Let $A$ be an $n \times n$ real symmetric matrix with row and column sums zero. For example, $$ A=\begin{bmatrix}1 & -2 & 1\\ -2 & 1 & 1\\ 1 & 1 & -2 \end{bmatrix}. $$ I have the following interesting observation about $A$ in general.
Claim: Suppose $\mathrm{rank}(A)=n-1$, and let $v_1, v_2,\dots ,v_{n-1}$ be the $n-1$ normalized eigenvectors (with unit length) corresponding to the $n-1$ nonzero eigenvalues. Let $\mathbf{V}=[v_1,\dots,v_{n-1}]$ be an $n\times(n-1)$ matrix of which each column $i$ is the eigenvector $v_i$. We have $$ I-\mathbf{V}\mathbf{V}^{T}=\frac{1}{n}\begin{bmatrix}1 & \dots & 1\\ \vdots & \vdots & \vdots\\ 1 & \dots & 1 \end{bmatrix}, $$ where $I$ is the identity matrix, and $n$ is the number of columns.

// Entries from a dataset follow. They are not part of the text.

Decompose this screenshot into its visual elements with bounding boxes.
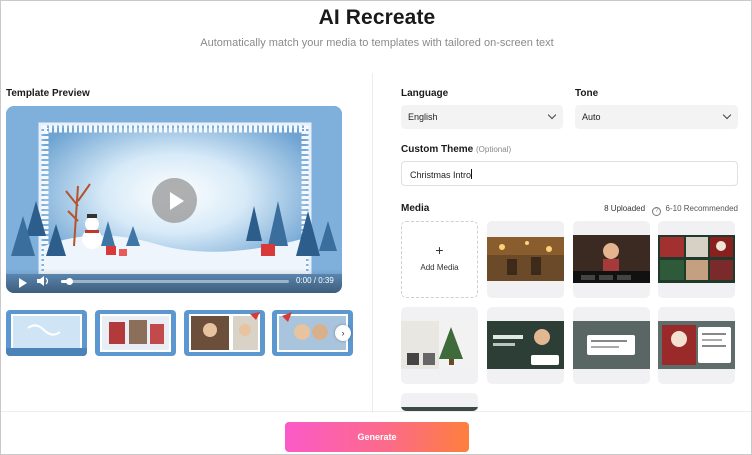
media-tile[interactable] <box>487 307 564 384</box>
video-progress-bar[interactable] <box>61 280 289 283</box>
media-thumbnail-image <box>573 235 650 283</box>
custom-theme-label-text: Custom Theme <box>401 144 474 155</box>
media-thumbnail-image <box>573 321 650 369</box>
language-value: English <box>408 112 438 122</box>
media-tile[interactable] <box>401 393 478 411</box>
template-thumbnail[interactable] <box>95 310 176 356</box>
generate-button[interactable]: Generate <box>285 422 469 452</box>
thumbnails-next-button[interactable]: › <box>335 325 351 341</box>
column-divider <box>372 73 373 413</box>
footer-divider <box>1 411 751 412</box>
video-time: 0:00 / 0:39 <box>296 276 334 285</box>
template-preview-label: Template Preview <box>6 88 90 99</box>
media-tile[interactable] <box>573 221 650 298</box>
add-media-label: Add Media <box>420 263 459 272</box>
tone-value: Auto <box>582 112 601 122</box>
custom-theme-label: Custom Theme (Optional) <box>401 144 511 155</box>
template-thumbnail[interactable] <box>184 310 265 356</box>
media-tile[interactable] <box>573 307 650 384</box>
play-icon[interactable] <box>19 278 27 288</box>
chevron-down-icon <box>547 110 557 120</box>
media-tile[interactable] <box>487 221 564 298</box>
recommended-count: 6-10 Recommended <box>665 204 738 213</box>
page-subtitle: Automatically match your media to templa… <box>200 37 554 49</box>
media-thumbnail-image <box>401 321 478 369</box>
custom-theme-input[interactable]: Christmas Intro <box>401 161 738 186</box>
info-icon[interactable]: ? <box>652 207 662 216</box>
optional-hint: (Optional) <box>476 145 512 154</box>
play-icon <box>169 191 184 210</box>
page-title: AI Recreate <box>318 6 436 29</box>
media-thumbnail-image <box>658 235 735 283</box>
thumbnail-image <box>95 310 176 356</box>
add-media-button[interactable]: + Add Media <box>401 221 478 298</box>
chevron-right-icon: › <box>341 328 345 338</box>
thumbnail-image <box>6 310 87 356</box>
tone-select[interactable]: Auto <box>575 105 738 129</box>
language-label: Language <box>401 88 449 99</box>
chevron-down-icon <box>722 110 732 120</box>
video-progress-knob[interactable] <box>66 278 73 285</box>
thumbnail-image <box>184 310 265 356</box>
plus-icon: + <box>435 242 444 258</box>
media-thumbnail-image <box>487 321 564 369</box>
uploaded-count: 8 Uploaded <box>604 204 646 213</box>
media-tile[interactable] <box>658 307 735 384</box>
tone-label: Tone <box>575 88 599 99</box>
app-window: AI Recreate Automatically match your med… <box>0 0 752 455</box>
language-select[interactable]: English <box>401 105 563 129</box>
volume-icon[interactable] <box>37 275 51 287</box>
template-thumbnail[interactable] <box>6 310 87 356</box>
play-overlay-button[interactable] <box>152 178 197 223</box>
media-thumbnail-image <box>487 237 564 281</box>
media-tile[interactable] <box>401 307 478 384</box>
media-label: Media <box>401 203 430 214</box>
media-meta: 8 Uploaded ? 6-10 Recommended <box>561 204 738 216</box>
media-tile[interactable] <box>658 221 735 298</box>
media-thumbnail-image <box>658 321 735 369</box>
text-caret <box>471 169 473 179</box>
video-controls: 0:00 / 0:39 <box>6 269 342 293</box>
custom-theme-value: Christmas Intro <box>410 170 472 180</box>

As for our particular $A$ in the display, we have $$ \mathbf{V}=\begin{bmatrix}\frac{1}{\sqrt{2}} & \frac{1}{\sqrt{6}}\\ -\frac{1}{\sqrt{2}} & \frac{1}{\sqrt{6}}\\ 0 & -\frac{2}{\sqrt{6}} \end{bmatrix}. $$ One can easily verify the above claim for this example. I have randomly generated many such matrices, and the claim holds. So it might be correct.
My question is how to prove it. After spending many hours, I have made little progress so far. The only thing meaningful I have found is that any eigenvector of $A$ must sum to be zero, because $0=1^TAv=\lambda 1^Tv$. Here $\{\lambda, v\}$ denotes a generic pair of eigenvalue and eigenvector. An additional observation is that all cofactors of $A$ are identical. But these observations are far from enough to understand this claim. Any thought is welcomed. Thanks.